Lara Farina uses her essay "Curl" to explore "a botano-poetics of sensation" that "places us in the realm of the uncanny, the queer, and the numinous" (435). Using the image of the curling vine, she describes a critical practice that eschews the straight (e.g. the chronologically progressive, the heteronormative, the critically secular). Correspondingly, she weaves together the explorations of human-plant hybridity in texts as diverse as Ursula Le Guin's 1970 short story "Vaster Than Empires and More Slow," the medieval Welsh Mabinogi, and the "Lily Crucifixion" illumination in the fourteenth-century Llanbeblig Book of Hours. She presents Blodeuwedd, the flower-maiden of the Mabinogi, as emblematic of a vegetative point of view that desires "not a reproductive future but a present saturated with feeling" (444). Blodeuwedd represents the frustration of a straightforward narrative of royal succession. Similarly, Farina sees the manuscript illumination of the "Lily Crucifixion" as curling the norm, veering away from the chronological narrative of Christ's story. In the illumination, Christ appears crucified on a potted lily situated between Mary and the archangel Gabriel in the act of the Annunciation. For Farina, the image blends past and future, birth and death, human and vegetable.
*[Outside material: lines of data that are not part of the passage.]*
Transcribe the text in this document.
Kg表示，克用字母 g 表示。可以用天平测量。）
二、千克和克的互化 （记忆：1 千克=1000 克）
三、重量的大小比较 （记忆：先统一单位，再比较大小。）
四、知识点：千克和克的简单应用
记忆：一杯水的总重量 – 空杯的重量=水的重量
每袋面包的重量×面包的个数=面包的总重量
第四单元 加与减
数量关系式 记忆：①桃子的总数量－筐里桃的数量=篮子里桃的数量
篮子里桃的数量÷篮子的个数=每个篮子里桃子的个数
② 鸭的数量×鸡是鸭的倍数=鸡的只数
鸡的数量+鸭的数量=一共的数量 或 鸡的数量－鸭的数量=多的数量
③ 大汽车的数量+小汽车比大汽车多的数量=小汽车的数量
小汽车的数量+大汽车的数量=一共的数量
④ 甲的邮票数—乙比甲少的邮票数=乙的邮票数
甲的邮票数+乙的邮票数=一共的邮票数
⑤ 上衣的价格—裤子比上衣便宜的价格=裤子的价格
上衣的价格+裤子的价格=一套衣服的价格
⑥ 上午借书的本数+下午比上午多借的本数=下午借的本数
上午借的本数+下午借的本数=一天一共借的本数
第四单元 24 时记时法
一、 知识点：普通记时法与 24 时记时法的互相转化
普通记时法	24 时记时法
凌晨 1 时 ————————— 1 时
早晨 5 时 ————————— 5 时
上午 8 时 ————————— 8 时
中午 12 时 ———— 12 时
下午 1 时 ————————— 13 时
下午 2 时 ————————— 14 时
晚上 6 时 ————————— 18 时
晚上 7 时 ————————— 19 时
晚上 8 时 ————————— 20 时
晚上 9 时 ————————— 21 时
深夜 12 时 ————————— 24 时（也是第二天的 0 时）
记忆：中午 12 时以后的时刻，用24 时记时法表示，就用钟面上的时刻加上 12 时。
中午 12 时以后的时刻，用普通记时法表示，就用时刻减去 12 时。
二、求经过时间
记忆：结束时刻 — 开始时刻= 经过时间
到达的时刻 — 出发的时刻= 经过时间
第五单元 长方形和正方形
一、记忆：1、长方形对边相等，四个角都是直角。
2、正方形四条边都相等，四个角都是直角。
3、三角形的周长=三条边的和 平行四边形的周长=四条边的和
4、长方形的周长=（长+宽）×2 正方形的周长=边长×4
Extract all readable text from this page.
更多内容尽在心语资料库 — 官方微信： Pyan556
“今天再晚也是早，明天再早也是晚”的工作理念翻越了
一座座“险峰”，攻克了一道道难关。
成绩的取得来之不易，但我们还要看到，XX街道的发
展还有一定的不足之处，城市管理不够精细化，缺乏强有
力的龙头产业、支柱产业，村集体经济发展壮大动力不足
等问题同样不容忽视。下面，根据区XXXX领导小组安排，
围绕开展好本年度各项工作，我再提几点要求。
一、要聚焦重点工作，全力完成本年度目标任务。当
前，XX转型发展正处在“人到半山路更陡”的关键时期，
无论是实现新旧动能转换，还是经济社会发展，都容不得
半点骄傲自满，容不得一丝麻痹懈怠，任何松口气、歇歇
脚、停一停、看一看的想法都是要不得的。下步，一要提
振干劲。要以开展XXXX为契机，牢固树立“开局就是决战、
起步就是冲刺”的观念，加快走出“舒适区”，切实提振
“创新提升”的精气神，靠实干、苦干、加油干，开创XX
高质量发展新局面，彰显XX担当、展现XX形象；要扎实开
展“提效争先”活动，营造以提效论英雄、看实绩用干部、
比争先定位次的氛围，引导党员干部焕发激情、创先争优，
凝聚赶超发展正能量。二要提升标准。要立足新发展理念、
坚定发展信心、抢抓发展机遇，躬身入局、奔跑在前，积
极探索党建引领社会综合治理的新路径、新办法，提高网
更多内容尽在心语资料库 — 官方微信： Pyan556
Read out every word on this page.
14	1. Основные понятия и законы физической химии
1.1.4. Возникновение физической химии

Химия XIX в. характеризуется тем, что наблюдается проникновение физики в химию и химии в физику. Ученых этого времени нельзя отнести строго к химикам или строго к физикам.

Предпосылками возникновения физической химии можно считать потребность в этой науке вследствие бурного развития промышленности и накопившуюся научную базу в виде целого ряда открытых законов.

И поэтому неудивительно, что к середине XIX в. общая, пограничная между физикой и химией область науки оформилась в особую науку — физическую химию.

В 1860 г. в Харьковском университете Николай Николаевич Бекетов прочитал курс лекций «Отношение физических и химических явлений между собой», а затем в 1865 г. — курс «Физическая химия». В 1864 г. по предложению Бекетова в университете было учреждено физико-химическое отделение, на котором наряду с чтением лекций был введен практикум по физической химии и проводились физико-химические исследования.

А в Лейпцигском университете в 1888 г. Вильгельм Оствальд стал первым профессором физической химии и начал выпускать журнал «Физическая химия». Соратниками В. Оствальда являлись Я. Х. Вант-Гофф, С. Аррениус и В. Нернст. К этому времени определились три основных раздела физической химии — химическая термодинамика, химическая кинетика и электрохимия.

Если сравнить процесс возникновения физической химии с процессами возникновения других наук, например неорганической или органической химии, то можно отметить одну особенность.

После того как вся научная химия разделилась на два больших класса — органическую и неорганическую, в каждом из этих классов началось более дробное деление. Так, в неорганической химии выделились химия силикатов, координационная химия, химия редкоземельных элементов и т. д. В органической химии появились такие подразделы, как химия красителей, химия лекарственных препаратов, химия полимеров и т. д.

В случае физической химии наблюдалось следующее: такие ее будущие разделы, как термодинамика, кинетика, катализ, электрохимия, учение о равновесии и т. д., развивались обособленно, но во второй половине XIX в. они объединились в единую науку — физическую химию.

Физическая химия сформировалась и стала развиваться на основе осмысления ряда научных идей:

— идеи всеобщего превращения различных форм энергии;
Taken together, these instances of hybridity open a new critical perspective that "can help us feel queer with plants in these apocalyptic times" (449).
As its title suggests, Veer Ecology does not plot a straight course through ecocritical approaches that lead to a singular, coherent critical praxis. This, however, appears to be exactly the point of Cohen's and Duckert's text. The essays within Veer Ecology head in unexpected directions, turn in upon themselves, and interrelate in unexpected ways. As the essays are relatively short and not bound by an explicit organizational framework, they invite sampling, ruminating, and considering and reconsidering their connections and relationships to one another. Moreover, the notes to the essays, in themselves, are a treasure-trove of signposts directing the reader to wide-ranging source materials from the agricultural to the zoological. While only a few of the essays focus specifically on medieval content, they all raise questions and propose a variety of ecocritical approaches that will benefit the study of the period and its artifacts, anthropogenic or otherwise.